Au contraire, est en principe interdite la résiliation unilatérale du contrat à durée déterminée, en raison de la limite temporelle fixée, les parties pouvant toutefois, par dispositions supplétives de volonté, prévoir dans la convention des cas de résiliation unilatérale.

Cependant, la gravité du comportement de l’une des parties au contrat peut permettre à l’autre d’en obtenir la rupture avant terme par l’intermédiaire de la résolution du contrat pour inexécution.

La résolution unilatérale se produit alors « aux risques et périls » du créancier. Ainsi, le débiteur mécontent pourra, « à tout moment », saisir le juge afin qu’il vérifie que les conditions de la résolution unilatérale étaient réunies, le contrôle du juge s’exerçant alors a posteriori.

En l’espèce, le contrat d’approvisionnement Vival souscrit le 19 avril 2010 est un contrat à durée déterminée, conclu pour une période initiale de 7 ans, devant expirer le 18 avril 2017, suivant les stipulations de l’article 2 relatif à la durée.

Il y est également expressément prévu que « passée cette date et sauf dénonciation de l’une des parties adressée à l’autre par lettre recommandée avec demande d’avis de réception au moins trois mois avant l’arrivée du terme, le contrat sera reconduit par périodes triennales successives.

Dans le cadre de la reconduction, chacune des parties pourra y mettre fin, par lettre recommandée avec demande d’avis de réception, moyennant le préavis de trois mois avant l’arrivée de chaque terme ».

L’article 13- conditions de résiliation, prévoit :

« – Résiliation après mise en demeure :

Le fournisseur sera en droit de mettre fin au présent contrat, de plein droit et sans formalité judiciaire, en cas de défaillance du détaillant dans l’exécution de ses obligations, et après mise en demeure par lettre recommandée avec accusé de réception restée infructueuse après un délai de 8 jours.

La résiliation prend effet par l’envoi d’une nouvelle lettre recommandée avec accusé de réception, la date d’envoi faisant foi.

– Résiliation sans mise en demeure :

Enfin le présent contrat pourra également être résilié par le fournisseur de plein droit sans mise en demeure préalable dans les cas suivant : ‘ »

Ainsi, la convention litigieuse s’analyse bien en un contrat à durée déterminée, lequel ne comporte une clause de résiliation unilatérale anticipée qu’au profit de la société Distribution Casino France.

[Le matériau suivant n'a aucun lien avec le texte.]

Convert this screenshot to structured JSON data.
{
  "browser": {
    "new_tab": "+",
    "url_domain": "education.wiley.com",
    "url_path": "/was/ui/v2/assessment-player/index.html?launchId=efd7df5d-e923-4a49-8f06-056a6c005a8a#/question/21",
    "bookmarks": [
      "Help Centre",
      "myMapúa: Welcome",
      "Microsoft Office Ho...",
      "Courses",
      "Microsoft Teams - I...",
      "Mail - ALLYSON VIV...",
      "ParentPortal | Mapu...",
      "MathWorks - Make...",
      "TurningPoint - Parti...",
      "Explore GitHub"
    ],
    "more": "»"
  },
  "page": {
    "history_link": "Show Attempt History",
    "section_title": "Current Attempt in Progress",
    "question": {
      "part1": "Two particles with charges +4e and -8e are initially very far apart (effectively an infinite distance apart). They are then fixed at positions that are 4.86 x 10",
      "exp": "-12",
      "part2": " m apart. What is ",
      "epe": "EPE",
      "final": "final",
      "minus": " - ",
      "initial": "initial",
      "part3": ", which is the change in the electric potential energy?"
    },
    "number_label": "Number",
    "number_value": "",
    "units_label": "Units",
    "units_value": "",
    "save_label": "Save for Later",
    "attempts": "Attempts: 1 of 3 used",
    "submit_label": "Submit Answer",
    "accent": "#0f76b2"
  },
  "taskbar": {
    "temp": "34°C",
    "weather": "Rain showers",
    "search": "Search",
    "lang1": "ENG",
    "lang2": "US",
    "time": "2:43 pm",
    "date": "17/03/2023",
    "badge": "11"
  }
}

Contrairement à ce que soutient Mme [Y], la société Distribution Casino France ne sollicite pas la résiliation à raison d’un manquement sur le fondement de l’article 13 mais uniquement qu’il soit constaté la résiliation prématurée du contrat conclu par Mme [Y], rendant inopérante l’argumentation de Mme [Y] quant au non-respect par la société Distribution Casino France de la lettre de l’article 13, pour ne pas avoir envoyé la seconde lettre recommandée avec accusé de réception.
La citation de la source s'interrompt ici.